画面には、『【蓮見レイア】配信中』とバナーが表示されていて、タップすると、レイアさんの顔が画面に映ります。

 

 エマさんとハンナさんも、私に続いてスマホでレイアさんの配信画面を開きます。

 レイアさんは配信にて、一致団結し、この牢屋敷をみんなで出ようという激励の演説を行っています。

 

 

「ふんっ、こんなもの見る価値ありませんわね。」

 

 

 私はスマホをスリープモードにしてポシェットに入れ、ハンナさんの方を見ると、ハンナさんは発した言葉とは裏腹に、キラキラした瞳でスマホの画面を凝視していました。

 

 

「ふむ。」

 

 

 私、てっきりハンナさんってレイアさんのことが苦手だと思っていたんですけど、どうやら違ったみたいです。

 

 

 …………。

 

 

 なぜハンナさんは、あんなにレイアさんをじっと見つめているのでしょうか……。それも視線一つも動かさない程に。

 

 ふと湧きだした疑問で、私はハンナさんにイタズラをしたくなりました。

 こちらの動きに文字通り目もくれないハンナさんは、両手で持っていたスマホを私に奪われてしまいます。

 

 

「!……何しますの!?お返しなさい!」

 

 

 ハンナさんは、奪われたスマホの画面に吸い込まれるように視線を動かしながら私を追いかけます。

 

 

「ハンナさん、本当はレイアさんのこと好きなんじゃないですか~?そんな一生懸命になって。」

 

 

「このゴリラ女!返せ!!」

 

 

 顔を真っ赤にして追いかけてくるハンナさんに、直線の廊下を駆けて逃げます。

 

 

「ふふふ、捕まえてごらんなさいな~。」

 

 

 玄関ホールまで逃げ切ったところで、手に持っていたスマホ音声が途切れます。画面を見てみると、『配信は終了しました』の文字。

 

 

「ぜぇ、ぜぇ、……はぁ、や、やっと終わりましたのね……。」

 

 

 追いついてきたハンナさんは膝に手を当てて下を向いていて、肩で息をしていました。

 

 

「ハンナさん、スマホお返しします!ちょっとイタズラしたくなっちゃいました。てへっ☆」

 

 

「何が……、ちょっと……、イタズラしたく……なっちゃった……、てへっ、ですの……。……はぁー……、振り回されるこっちの身になれですわ……。

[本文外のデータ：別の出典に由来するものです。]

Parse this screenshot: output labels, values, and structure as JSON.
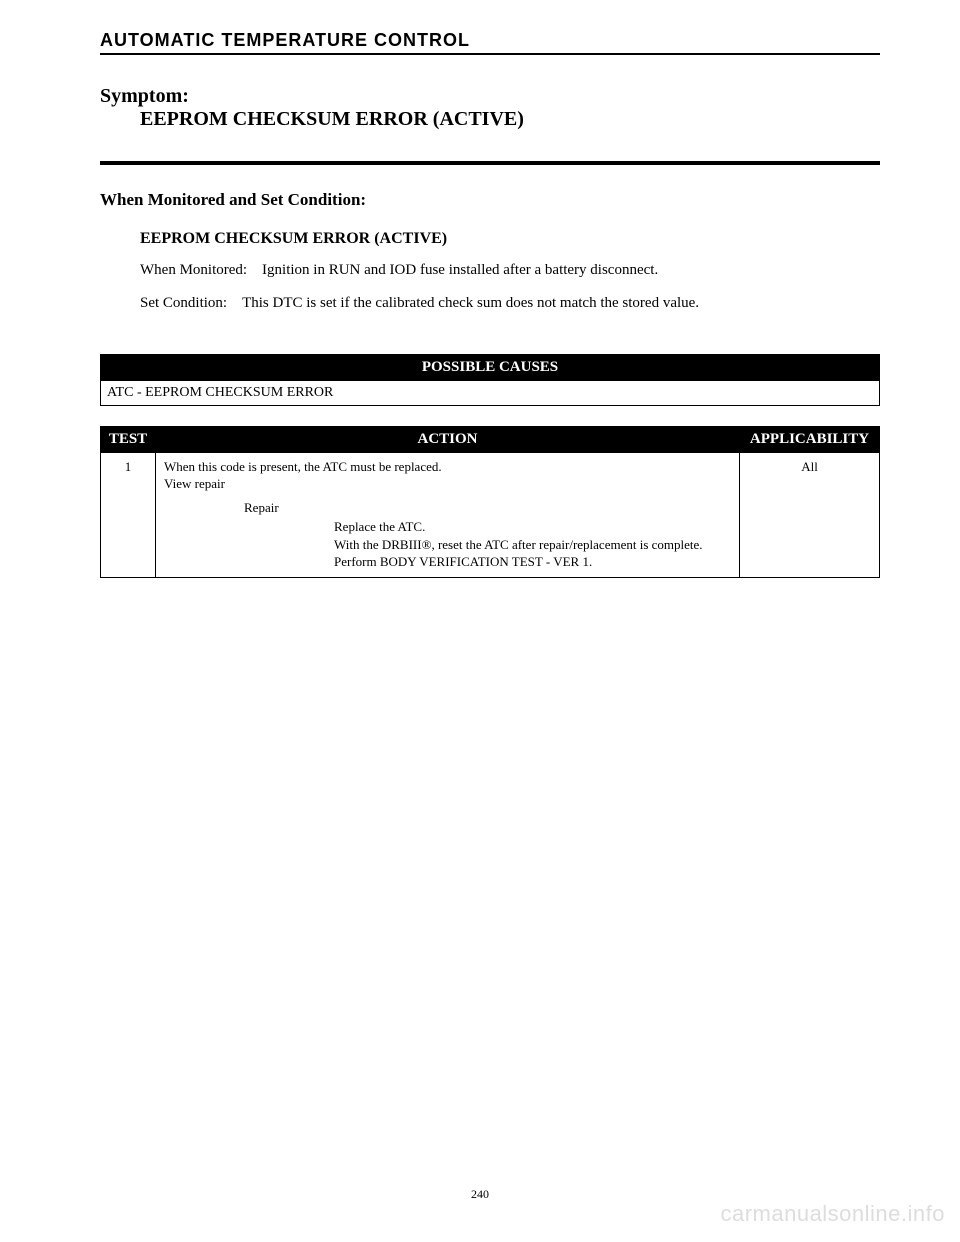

」

 

 

 スマホを差し出した私の腕をハンナさんは掴んで、上体を起こしてスマホを受け取ります。

 

 

「あなたのせいで、足は重たいし、首は痛いし、さっきシャワー浴びたばかりなのに汗は出てきましたし、散々ですわ……。」

 

 

 ハンナさんの顔は辛そうで、悪いことをしたんだなという実感を私は強く感じます。

 

 

「えっと……、その……、ごめんなさい。」

 

 

 私は頭を下げて謝ります。途端、心拍数が上がるのを感じました。

 

 

 ……。

 

 

「顔をあげてくださいまし。」

 

 

 私が顔を上げると、コン、と額に何かが当たりました。

 

 

「わたくしの全力デコピン、これでおあいこ、ですわ。」

 

 

 ハンナさんの顔は、さっきまで見ていたツンとした顔。だけどその声色に棘は無く、私は心拍数がゆーっくりと下がっていくのを感じます。

 

 

「はい。それで、これからどうしますか?もう一回シャワー浴びに行きますか?」

 

 

「またシャワー室に向かうのもしんどいですし、自分の部屋に戻りたいですわ。……の前に……。」

 

 

 そう言うと、ハンナさんは走って来た廊下を振り返ります。

 

 

「おーい、二人ともー、大丈夫~?」

 

 

 あっ。

 

 

「エマさんを待ちませんとね。」

 

 

 ハンナさん、エマさん、私の順で並び地下への階段を下りていきます。どこか物足りなさを感じながら、それぞれ自分の牢屋に入っていきました。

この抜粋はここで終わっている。